While the House adopted two Senate bills for concurrence, for second reading, the Speaker, Femi Gbajabiamila, ruled that the status quo would be maintained.
The House had, on September 21, stepped down the second reading of two bills transmitted to it from the Senate for concurrence in protest against the alleged abandonment of bills from the House by the Senate.
The affected bills were titled, ‘A Bill for an Act to Provide for Establishment of Chartered Institute of Directors of Nigeria; and for Related Matters’ and ‘A Bill for an Act to Establish Federal University of Agriculture and Technology, Aboh; and for Related Matters.’
On Tuesday, the House had gotten to the Bills section on the Order Paper, where the Senate bills were listed as Items 3 and 4 for second reading.
The Speaker, Femi Gbajabiamila, had read out the titles of the Senate bills.

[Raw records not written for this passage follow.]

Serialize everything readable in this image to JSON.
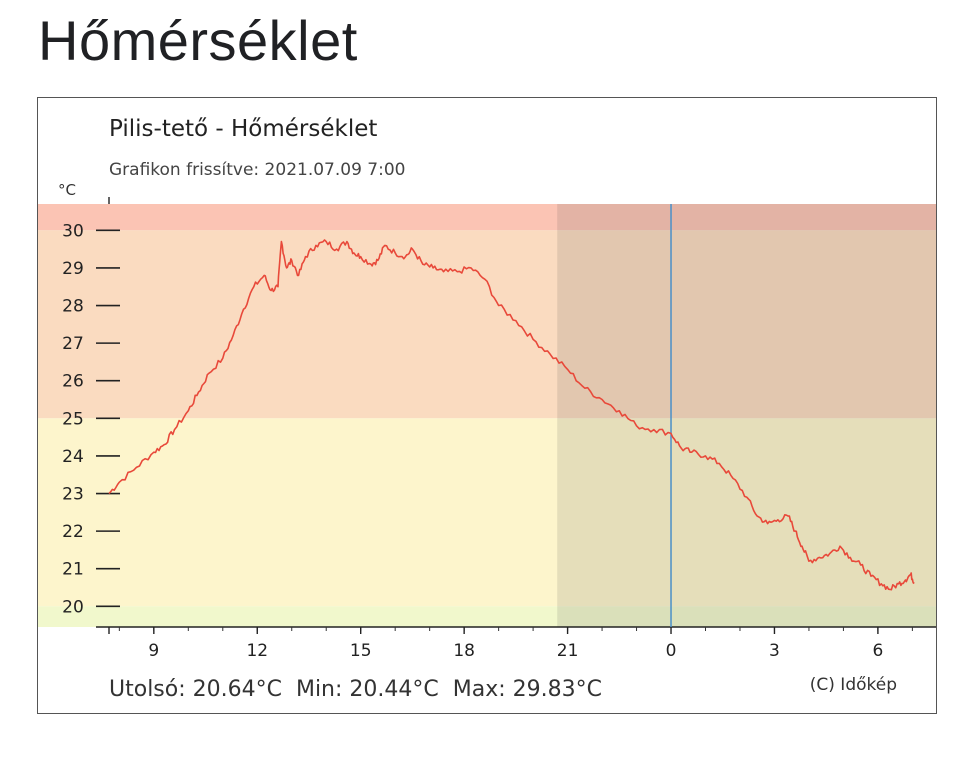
{
  "page": {
    "title": "Hőmérséklet"
  },
  "chart_data": {
    "type": "line",
    "title": "Pilis-tető - Hőmérséklet",
    "subtitle": "Grafikon frissítve: 2021.07.09 7:00",
    "y_unit": "°C",
    "ylim": [
      19.45,
      30.7
    ],
    "y_ticks": [
      20,
      21,
      22,
      23,
      24,
      25,
      26,
      27,
      28,
      29,
      30
    ],
    "x_range_hours": [
      7.7,
      31.25
    ],
    "x_ticks": [
      {
        "hour": 9,
        "label": "9"
      },
      {
        "hour": 12,
        "label": "12"
      },
      {
        "hour": 15,
        "label": "15"
      },
      {
        "hour": 18,
        "label": "18"
      },
      {
        "hour": 21,
        "label": "21"
      },
      {
        "hour": 24,
        "label": "0"
      },
      {
        "hour": 27,
        "label": "3"
      },
      {
        "hour": 30,
        "label": "6"
      }
    ],
    "bands": [
      {
        "from": 30,
        "to": 30.7,
        "color": "#fbc4b4"
      },
      {
        "from": 25,
        "to": 30,
        "color": "#fadbc0"
      },
      {
        "from": 20,
        "to": 25,
        "color": "#fdf5cc"
      },
      {
        "from": 19.45,
        "to": 20,
        "color": "#f1f8cc"
      }
    ],
    "night_shade": {
      "from_hour": 20.7,
      "to_hour": 31.25,
      "color": "rgba(60,60,60,0.12)"
    },
    "now_marker_hour": 24,
    "series": [
      {
        "color": "#e8493a",
        "points": [
          [
            7.7,
            23.0
          ],
          [
            8.0,
            23.3
          ],
          [
            8.5,
            23.7
          ],
          [
            9.0,
            24.1
          ],
          [
            9.3,
            24.3
          ],
          [
            9.6,
            24.7
          ],
          [
            10.0,
            25.2
          ],
          [
            10.3,
            25.7
          ],
          [
            10.6,
            26.2
          ],
          [
            11.0,
            26.6
          ],
          [
            11.3,
            27.2
          ],
          [
            11.6,
            27.9
          ],
          [
            11.9,
            28.5
          ],
          [
            12.2,
            28.8
          ],
          [
            12.4,
            28.4
          ],
          [
            12.6,
            28.5
          ],
          [
            12.7,
            29.7
          ],
          [
            12.85,
            29.0
          ],
          [
            13.0,
            29.2
          ],
          [
            13.2,
            28.8
          ],
          [
            13.4,
            29.3
          ],
          [
            13.7,
            29.6
          ],
          [
            14.0,
            29.7
          ],
          [
            14.3,
            29.5
          ],
          [
            14.6,
            29.7
          ],
          [
            14.8,
            29.4
          ],
          [
            15.0,
            29.3
          ],
          [
            15.3,
            29.1
          ],
          [
            15.5,
            29.2
          ],
          [
            15.7,
            29.6
          ],
          [
            16.0,
            29.4
          ],
          [
            16.3,
            29.3
          ],
          [
            16.5,
            29.5
          ],
          [
            16.8,
            29.1
          ],
          [
            17.1,
            29.0
          ],
          [
            17.4,
            28.9
          ],
          [
            17.8,
            28.9
          ],
          [
            18.2,
            29.0
          ],
          [
            18.6,
            28.7
          ],
          [
            19.0,
            28.0
          ],
          [
            19.5,
            27.6
          ],
          [
            20.0,
            27.1
          ],
          [
            20.5,
            26.7
          ],
          [
            21.0,
            26.3
          ],
          [
            21.5,
            25.8
          ],
          [
            22.0,
            25.5
          ],
          [
            22.5,
            25.2
          ],
          [
            23.0,
            24.8
          ],
          [
            23.5,
            24.7
          ],
          [
            24.0,
            24.6
          ],
          [
            24.3,
            24.2
          ],
          [
            24.6,
            24.1
          ],
          [
            25.0,
            24.0
          ],
          [
            25.4,
            23.8
          ],
          [
            25.8,
            23.4
          ],
          [
            26.2,
            22.9
          ],
          [
            26.5,
            22.4
          ],
          [
            26.8,
            22.2
          ],
          [
            27.1,
            22.3
          ],
          [
            27.4,
            22.4
          ],
          [
            27.6,
            22.0
          ],
          [
            27.8,
            21.6
          ],
          [
            28.0,
            21.2
          ],
          [
            28.3,
            21.3
          ],
          [
            28.6,
            21.4
          ],
          [
            28.9,
            21.6
          ],
          [
            29.2,
            21.3
          ],
          [
            29.5,
            21.1
          ],
          [
            29.8,
            20.8
          ],
          [
            30.1,
            20.6
          ],
          [
            30.35,
            20.45
          ],
          [
            30.6,
            20.6
          ],
          [
            30.8,
            20.7
          ],
          [
            30.95,
            20.85
          ],
          [
            31.05,
            20.64
          ]
        ]
      }
    ],
    "stats": "Utolsó: 20.64°C  Min: 20.44°C  Max: 29.83°C",
    "credit": "(C) Időkép"
  }
}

He then asked the Deputy Majority Leader, Peter Akpatason, if the issue of concurrence with bills had been resolved.
Akpatason said the issues had not been sorted out, adding that the bills listed were not controversial.
Gbajabiamila, however, stated that the issue was not about controversial bills but about outstanding House bills at the Senate.
The Majority Whip, Mohammed Monguno, said the Senate had concurred with more House bills than the House had concurred with the Senate’s.
Gbajabiamila asked the Committee on Rules and Business to put the details in writing, stating that, “It is not for Rules and Business to just say it; let us have it documented, because I am aware of several members who have their bills sent there for a long time, and still, nothing has happened.”
After Akpatason moved that the first bill be considered for second reading, and the motion had been seconded, the Speaker asked if anybody wanted to speak against the bills and there was no one. The second reading was put to a voice vote and was unanimously approved.